Personal information
- Full name: Brian James Walsh
- Date of birth: 25 October 1934
- Date of death: 19 August 2010 (aged 75)
- Original team(s): Ormond Amateur
- Height: 178 cm (5 ft 10 in)
- Weight: 73 kg (161 lb)

Playing career^{1}
- Years: Club / Games (Goals)
- 1956–1964: St Kilda / 131 (0)
- ^{1} Playing statistics correct to the end of 1964.

= Brian Walsh (footballer, born 1934) =

Australian rules footballer

Brian James Walsh (25 October 1934 – 19 August 2010) was an Australian rules footballer who played with St Kilda in the Victorian Football League (VFL).

Walsh started his career as a centreman, with Ormond Amateurs, in the Victorian Amateur Football Association. He was recruited to the VFL by St Kilda coach Alan Killigrew, who had coached Walsh when he was a junior with CBC St Kilda.

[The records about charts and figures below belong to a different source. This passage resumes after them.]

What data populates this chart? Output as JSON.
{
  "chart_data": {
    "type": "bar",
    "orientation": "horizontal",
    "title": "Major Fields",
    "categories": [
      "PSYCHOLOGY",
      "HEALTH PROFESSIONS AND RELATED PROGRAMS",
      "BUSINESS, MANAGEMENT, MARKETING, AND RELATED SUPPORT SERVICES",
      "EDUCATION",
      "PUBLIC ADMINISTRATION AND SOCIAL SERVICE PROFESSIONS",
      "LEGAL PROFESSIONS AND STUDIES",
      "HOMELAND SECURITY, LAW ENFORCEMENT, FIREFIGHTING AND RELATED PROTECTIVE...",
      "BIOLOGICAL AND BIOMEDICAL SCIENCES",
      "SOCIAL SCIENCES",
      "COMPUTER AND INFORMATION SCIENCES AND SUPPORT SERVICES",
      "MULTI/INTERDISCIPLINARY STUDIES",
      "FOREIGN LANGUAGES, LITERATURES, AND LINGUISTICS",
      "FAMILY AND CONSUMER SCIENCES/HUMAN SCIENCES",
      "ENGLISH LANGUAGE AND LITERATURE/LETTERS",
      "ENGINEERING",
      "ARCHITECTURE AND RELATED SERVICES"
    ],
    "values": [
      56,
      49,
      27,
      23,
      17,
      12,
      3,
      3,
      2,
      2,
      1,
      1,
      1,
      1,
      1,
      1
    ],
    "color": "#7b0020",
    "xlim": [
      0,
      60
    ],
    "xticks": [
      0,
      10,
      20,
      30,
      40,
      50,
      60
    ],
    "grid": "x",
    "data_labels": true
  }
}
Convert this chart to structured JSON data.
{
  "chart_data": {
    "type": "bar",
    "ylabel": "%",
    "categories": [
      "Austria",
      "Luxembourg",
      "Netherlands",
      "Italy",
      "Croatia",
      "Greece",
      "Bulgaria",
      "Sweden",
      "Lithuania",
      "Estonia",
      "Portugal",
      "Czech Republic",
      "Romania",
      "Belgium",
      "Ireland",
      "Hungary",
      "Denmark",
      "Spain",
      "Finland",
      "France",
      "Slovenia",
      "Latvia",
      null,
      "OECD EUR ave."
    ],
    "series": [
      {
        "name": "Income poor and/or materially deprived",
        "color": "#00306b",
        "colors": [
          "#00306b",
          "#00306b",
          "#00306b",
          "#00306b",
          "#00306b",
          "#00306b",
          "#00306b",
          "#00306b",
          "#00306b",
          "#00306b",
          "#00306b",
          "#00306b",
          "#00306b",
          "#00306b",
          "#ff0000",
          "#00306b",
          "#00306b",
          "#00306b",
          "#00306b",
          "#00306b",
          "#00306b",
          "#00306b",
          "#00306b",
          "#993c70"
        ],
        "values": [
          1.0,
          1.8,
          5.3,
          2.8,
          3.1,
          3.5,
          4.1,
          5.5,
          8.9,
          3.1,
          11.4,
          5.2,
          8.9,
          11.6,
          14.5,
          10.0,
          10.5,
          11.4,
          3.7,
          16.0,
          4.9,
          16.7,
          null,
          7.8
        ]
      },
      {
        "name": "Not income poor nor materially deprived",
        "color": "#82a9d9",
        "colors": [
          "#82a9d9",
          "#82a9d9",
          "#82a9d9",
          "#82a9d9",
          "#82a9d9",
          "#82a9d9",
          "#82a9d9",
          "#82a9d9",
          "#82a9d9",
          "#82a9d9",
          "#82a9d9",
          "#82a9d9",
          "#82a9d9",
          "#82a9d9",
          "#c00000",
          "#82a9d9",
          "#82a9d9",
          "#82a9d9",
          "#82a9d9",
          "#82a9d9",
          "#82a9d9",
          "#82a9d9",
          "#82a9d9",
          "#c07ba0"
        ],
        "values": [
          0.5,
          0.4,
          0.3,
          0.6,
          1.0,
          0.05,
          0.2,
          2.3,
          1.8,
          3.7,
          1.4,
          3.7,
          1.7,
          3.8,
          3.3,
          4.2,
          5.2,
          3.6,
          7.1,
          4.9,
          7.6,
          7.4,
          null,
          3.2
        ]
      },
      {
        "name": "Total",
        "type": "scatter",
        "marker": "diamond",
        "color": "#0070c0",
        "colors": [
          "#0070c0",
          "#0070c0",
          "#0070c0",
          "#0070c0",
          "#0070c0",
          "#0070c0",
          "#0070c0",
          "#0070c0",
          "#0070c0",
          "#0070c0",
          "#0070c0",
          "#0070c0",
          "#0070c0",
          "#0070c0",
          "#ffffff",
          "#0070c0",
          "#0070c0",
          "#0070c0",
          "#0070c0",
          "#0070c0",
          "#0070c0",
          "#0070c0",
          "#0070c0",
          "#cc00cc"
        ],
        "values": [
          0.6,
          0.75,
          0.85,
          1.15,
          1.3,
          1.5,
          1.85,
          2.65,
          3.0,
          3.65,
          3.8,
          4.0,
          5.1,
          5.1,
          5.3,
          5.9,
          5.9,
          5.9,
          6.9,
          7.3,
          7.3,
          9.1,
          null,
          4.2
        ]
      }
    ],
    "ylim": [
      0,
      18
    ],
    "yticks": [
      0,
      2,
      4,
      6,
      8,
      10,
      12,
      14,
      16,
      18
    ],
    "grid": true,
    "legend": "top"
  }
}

At St Kilda he played in the back pocket, forming a strong defence, which had two Brownlow Medal winners, Neil Roberts and Verdun Howell. Roberts has been quoted saying Walsh was the best player in the back six.

His 131 league games, between 1956 and 1964, included two finals.

Walsh didn't kick a goal for St Kilda, although he did manage a goal for an opposition team. The goal came when St Kilda were playing Carlton at Junction Oval, in the fourth round of the 1958 season. Due to the pressure from Carlton players, Walsh rushed a kick, which went through the opposition's goal posts. Normally this would be a behind, but the field umpire Bill Barbour gave the all-clear for the goal umpire to signal a goal, despite not having had clear vision of the kick. In newspaper scorecards, Walsh was listed as one of Carlton's goal-kickers, but records now give the goal to Carlton rover Doug Beasy.

He played for the Cobram Football Club after leaving St Kilda.